Преображенский погиб в боях под Минском, отличный был человек. Димитрия очень любил. Странное появление умершего расстроило Димитрия. Да ну, глупость все это, заключил он. Но почему-то эта глупость не выходила у него из головы. После этого не раз возникал в его снах рвущийся в атаку «тигр», но эти сны он не запоминал. Когда его впервые назвали Барклаем-де-Толли, в ту ночь он тоже видел плохой сон, его он запомнил.
Как будто они должны были переправиться через Дунай. Немецкая артиллерия, с утра открыв огонь, не давала нашим сосредоточиться, советские бойцы никак не могли подступиться к реке. Фашисты сгруппировали всю артиллерию и возвели непреодолимый барьер. Надо было временно прервать атаку и применить маневр — километров на десять к югу развернуть фронт. Этот стратегический маневр осуществлялся по инициативе Димитрия. Димитрий тогда уже был командиром батальона. Сон и явь в данном случае соответствовали друг другу, но это соответствие продолжалось недолго. Вдруг на берегу Дуная показался какой-то всадник на белом коне, конь встал на дыбы, вдоль Дуная в длинные колонны выстроились войска, и всадник произнес речь. Это был Наполеон, а Наполеоном был Димитрий. Димитрию стало стыдно, что он Наполеон: то есть он не того стыдился, что был Наполеоном, а того, что на самом деле, не будучи Наполеоном, перед войском выдавал себя за него. Лгал, бесстыдно лгал военачальник! «Ничего, это же всего-навсего сон! — успокаивал себя во сне Димитрий. — Вот проснусь, и все пройдет». Но Наполеон — Димитрий как ни в чем не бывало продолжал ораторствовать. Тогда Димитрий рассердился и крикнул: «Товарищ Наполеон! Я ничего общего с тобой не имею и никогда не имел ни малейшего желания быть Наполеоном! Поверни своего белого коня и возвращайся к себе!»

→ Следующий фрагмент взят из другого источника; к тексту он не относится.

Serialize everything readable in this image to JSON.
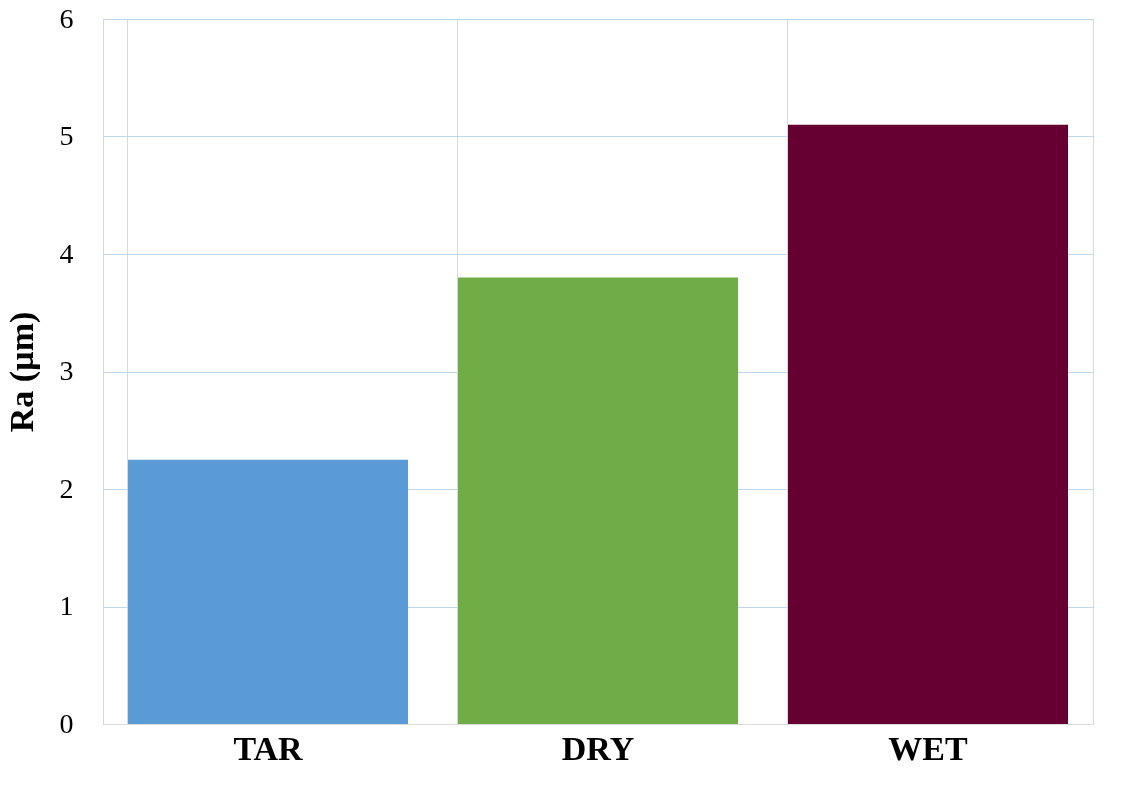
{
  "chart_data": {
    "type": "bar",
    "ylabel": "Ra (µm)",
    "categories": [
      "TAR",
      "DRY",
      "WET"
    ],
    "values": [
      2.25,
      3.8,
      5.1
    ],
    "colors": [
      "#5b9bd5",
      "#70ad47",
      "#660033"
    ],
    "ylim": [
      0,
      6
    ],
    "yticks": [
      0,
      1,
      2,
      3,
      4,
      5,
      6
    ],
    "grid": true
  }
}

В дебатах с Наполеоном он проснулся.
По вине этих снов, искажающих прошлое, пошатнулось железное здоровье Димитрия: у него повысилось кровяное давление, обнаружилось сердечно-сосудистое заболевание и воспаление суставов.
Днем Димитрия не особенно беспокоит и волнует дурной сон, увиденный ночью. Для него сон — это пустое дело, он в сны не верит и нервничать из-за них не станет. Если иногда вспомнит увиденное во сне, то скажет — словно печать поставит: «Сон — это чушь», — и сбросит его в архив всяческих видений, воспоминании, грез. Но во сне ему трудно делать выводы. Сновидение ему кажется явью. Переиначенное прошлое кажется таким правдоподобным, что поди не верь в его реальность, не нервничай. Иногда во время глубокого сна он вскрикивает: «Это же сон, это ложь и глупость!», но выкрики остаются выкриками, а сон — сном. Если тебе во сне приходится переживать, спорить, убеждать, что это за сон, скажите на милость, какой это отдых! Душевный покой Димитрий обретает лишь днем, когда гуляет с внуками в зоопарке или вместе с Ироди дремлет на солнышке в укромной аллее. Иногда, откуда ни возьмись, к нему подкрадется какая-нибудь мысль, засядет в голову, взбудоражит его, разворошит прошлое. Ничем она не отличается от ночных видений, такая же назойливая, является непрошеным гостем, вмешивается в его жизнь. С Ироди тоже бывает такое: клюет носом по-стариковски и в полудреме шепчет что-то, общается с прошлым. Но Ироди свои мысли, свои сны и воспоминания не скрывает, он их тут же выкладывает другу. Удивительно, что их мысли и даже сны, если вдуматься хорошенько, по сути одинаковы. Но Димитрий не вдумывается в рассказы Ироди, слушает его вполуха. Ироди ему вообще кажется несерьезным человеком.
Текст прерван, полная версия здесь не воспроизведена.